ソール神の槌ミョルニルは巨人撲滅に欠かせぬ武器で、神々第一の宝なのです。相手に投げつけるといつもブーメランのようにまたソールの手に飛んで返ってきます。力、権力の象徴ともいえる槌ですが、この絵本のように結婚を祝福するのに使われたり、また別の場面では葬いの火を浄めるのに用いられます。さらには食物にされた山羊の骨を浄めて生き返らすこともします。そもそもは、おそらく生命をもたらす力、神聖視された火の象徴だったのではないでしょうか。その証拠に、雷神として恵みの雨をもたらすソールは農民の神として大層人気があったのです。

『はなよめになった神さま アイスランド・エッダより』シーグルズル・ブリニョウルフソン絵 すがわら くにしろ訳

ちょっと調べましたら、「マイティ・ソー」が、かなりカブる内容ではないかと思いました。マイティ・ソーのモデルになっているのは、ソールではなく、 Wikipediaでは、トールとなっていました。発音の違いもあると思いましたが、雷神とも書かれていたので、同一人物ではないかと思います。武器も一緒ですし、絵本には、弟かどうか分かりませんが、ロキも出てきます。絵本には、鳥になれる羽衣を持っている女神のフレイヤが存在します。

エッダの世界では、神と巨人との居住区が別れており、同じ世界を共存をしているようでした。巨人が悪さをすると神に叱られるというような、そんな関係性ではないかと感じています。エッダ(サダと呼ばれるものもあります)を読んだことがないので、正確には分かっておりません。

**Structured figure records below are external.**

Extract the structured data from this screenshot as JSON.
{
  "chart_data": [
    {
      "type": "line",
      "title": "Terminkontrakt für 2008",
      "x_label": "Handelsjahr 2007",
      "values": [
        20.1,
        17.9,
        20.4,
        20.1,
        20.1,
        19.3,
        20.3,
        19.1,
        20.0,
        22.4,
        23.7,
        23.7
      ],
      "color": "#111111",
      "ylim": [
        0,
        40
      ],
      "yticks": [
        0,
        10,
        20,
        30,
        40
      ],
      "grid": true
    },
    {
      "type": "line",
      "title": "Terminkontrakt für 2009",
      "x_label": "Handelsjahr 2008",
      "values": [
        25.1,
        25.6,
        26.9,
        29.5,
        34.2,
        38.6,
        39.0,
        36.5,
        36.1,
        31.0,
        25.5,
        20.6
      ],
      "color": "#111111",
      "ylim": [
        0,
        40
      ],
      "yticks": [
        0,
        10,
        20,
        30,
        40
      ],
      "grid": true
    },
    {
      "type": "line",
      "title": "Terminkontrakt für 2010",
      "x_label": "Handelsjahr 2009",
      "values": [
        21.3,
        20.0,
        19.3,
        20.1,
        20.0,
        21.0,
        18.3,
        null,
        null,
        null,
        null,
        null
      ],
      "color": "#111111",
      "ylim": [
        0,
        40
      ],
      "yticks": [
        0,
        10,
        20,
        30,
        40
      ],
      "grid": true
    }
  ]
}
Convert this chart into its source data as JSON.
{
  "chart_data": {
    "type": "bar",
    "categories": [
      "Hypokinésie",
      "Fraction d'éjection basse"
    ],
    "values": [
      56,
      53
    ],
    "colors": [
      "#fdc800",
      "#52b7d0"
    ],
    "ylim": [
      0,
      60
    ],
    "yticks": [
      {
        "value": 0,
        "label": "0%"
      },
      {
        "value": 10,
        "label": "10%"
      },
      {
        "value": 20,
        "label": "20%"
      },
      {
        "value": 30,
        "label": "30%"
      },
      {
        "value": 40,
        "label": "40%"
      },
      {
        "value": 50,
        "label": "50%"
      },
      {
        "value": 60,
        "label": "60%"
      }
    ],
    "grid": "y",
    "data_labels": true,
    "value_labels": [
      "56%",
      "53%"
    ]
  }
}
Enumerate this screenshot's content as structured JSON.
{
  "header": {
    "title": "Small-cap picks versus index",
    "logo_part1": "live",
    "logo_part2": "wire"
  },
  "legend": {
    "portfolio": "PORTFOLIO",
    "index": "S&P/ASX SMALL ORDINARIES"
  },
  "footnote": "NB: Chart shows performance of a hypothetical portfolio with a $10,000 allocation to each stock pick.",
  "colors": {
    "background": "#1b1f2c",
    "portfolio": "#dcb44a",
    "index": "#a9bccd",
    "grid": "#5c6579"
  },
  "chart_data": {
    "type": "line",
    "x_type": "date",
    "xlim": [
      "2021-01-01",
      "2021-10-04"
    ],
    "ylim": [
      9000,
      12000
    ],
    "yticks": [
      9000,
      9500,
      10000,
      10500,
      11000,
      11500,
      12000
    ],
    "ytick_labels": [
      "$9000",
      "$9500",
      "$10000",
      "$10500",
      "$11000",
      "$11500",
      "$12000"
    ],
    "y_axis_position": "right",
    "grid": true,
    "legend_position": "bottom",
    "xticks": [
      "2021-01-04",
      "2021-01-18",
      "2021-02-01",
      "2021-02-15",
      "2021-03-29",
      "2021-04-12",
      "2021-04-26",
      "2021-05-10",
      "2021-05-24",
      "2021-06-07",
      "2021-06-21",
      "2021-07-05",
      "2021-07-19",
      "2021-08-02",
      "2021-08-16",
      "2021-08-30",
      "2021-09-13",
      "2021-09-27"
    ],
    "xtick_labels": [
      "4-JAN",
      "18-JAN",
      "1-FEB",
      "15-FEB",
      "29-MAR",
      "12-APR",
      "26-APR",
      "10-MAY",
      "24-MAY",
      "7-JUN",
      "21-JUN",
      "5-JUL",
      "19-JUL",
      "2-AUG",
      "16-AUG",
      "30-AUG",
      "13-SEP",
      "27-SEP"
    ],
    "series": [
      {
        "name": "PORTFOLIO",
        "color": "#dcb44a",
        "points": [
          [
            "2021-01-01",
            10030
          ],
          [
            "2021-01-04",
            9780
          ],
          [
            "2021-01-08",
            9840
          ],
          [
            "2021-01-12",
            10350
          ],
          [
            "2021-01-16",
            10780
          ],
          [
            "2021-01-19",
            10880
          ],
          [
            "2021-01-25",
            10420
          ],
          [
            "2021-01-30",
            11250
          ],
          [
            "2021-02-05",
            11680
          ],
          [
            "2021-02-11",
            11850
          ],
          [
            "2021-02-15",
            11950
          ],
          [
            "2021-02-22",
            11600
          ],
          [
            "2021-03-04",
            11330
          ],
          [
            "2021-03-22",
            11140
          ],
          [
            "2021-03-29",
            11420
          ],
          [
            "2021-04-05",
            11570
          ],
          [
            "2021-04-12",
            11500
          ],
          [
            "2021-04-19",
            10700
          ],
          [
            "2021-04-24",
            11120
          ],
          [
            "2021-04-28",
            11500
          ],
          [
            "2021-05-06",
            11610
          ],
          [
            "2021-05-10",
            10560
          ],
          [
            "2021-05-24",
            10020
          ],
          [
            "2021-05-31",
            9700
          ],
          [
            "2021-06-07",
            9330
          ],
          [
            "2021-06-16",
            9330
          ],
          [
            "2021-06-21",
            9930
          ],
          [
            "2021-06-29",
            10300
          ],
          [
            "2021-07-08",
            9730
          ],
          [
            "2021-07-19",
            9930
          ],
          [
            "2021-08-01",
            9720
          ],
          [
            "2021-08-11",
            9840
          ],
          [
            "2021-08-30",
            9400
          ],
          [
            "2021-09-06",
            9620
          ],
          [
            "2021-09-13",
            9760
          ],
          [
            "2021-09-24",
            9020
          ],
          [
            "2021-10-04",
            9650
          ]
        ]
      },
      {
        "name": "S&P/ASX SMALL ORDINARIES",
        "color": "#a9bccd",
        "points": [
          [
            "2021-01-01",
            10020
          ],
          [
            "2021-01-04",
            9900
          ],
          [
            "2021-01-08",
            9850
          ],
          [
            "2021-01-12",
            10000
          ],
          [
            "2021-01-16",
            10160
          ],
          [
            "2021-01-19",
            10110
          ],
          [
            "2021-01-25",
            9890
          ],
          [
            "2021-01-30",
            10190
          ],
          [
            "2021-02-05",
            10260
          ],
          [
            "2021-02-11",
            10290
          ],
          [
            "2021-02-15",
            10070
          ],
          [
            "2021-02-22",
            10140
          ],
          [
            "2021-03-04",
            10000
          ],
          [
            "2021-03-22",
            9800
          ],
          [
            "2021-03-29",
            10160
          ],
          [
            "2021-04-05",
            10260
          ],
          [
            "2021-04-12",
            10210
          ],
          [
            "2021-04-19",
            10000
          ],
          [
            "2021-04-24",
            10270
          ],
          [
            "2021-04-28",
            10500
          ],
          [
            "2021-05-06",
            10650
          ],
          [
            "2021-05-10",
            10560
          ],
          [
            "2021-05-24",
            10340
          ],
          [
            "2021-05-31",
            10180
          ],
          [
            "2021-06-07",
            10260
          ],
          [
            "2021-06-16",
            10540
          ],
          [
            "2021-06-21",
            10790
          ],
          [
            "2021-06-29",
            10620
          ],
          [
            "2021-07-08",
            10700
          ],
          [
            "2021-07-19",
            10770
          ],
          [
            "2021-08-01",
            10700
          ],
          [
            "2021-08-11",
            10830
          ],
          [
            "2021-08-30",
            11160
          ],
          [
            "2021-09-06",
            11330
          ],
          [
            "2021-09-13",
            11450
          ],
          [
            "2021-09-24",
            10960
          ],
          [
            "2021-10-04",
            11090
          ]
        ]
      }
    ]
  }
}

この花嫁になった神様というのは、ハンマーを持っている男性の神様ソールが、巨人に盗まれてしまったハンマーを取り返すために、花嫁になるという、シンプルな話なのですが、前提となる神と巨人の関係性がないと、子どもがスッと理解できるかは分かりません。でも、とてもファンタジーな世界観でした。人間は出てきません。でも神も巨人も人間の体をしています。

神の力が強いということが、思い知らされるのと、巨人は神の力を手に入れたかったのかなと、いろいろ考えさせられる内容ではありました。エッダが読みたくなる1冊でした。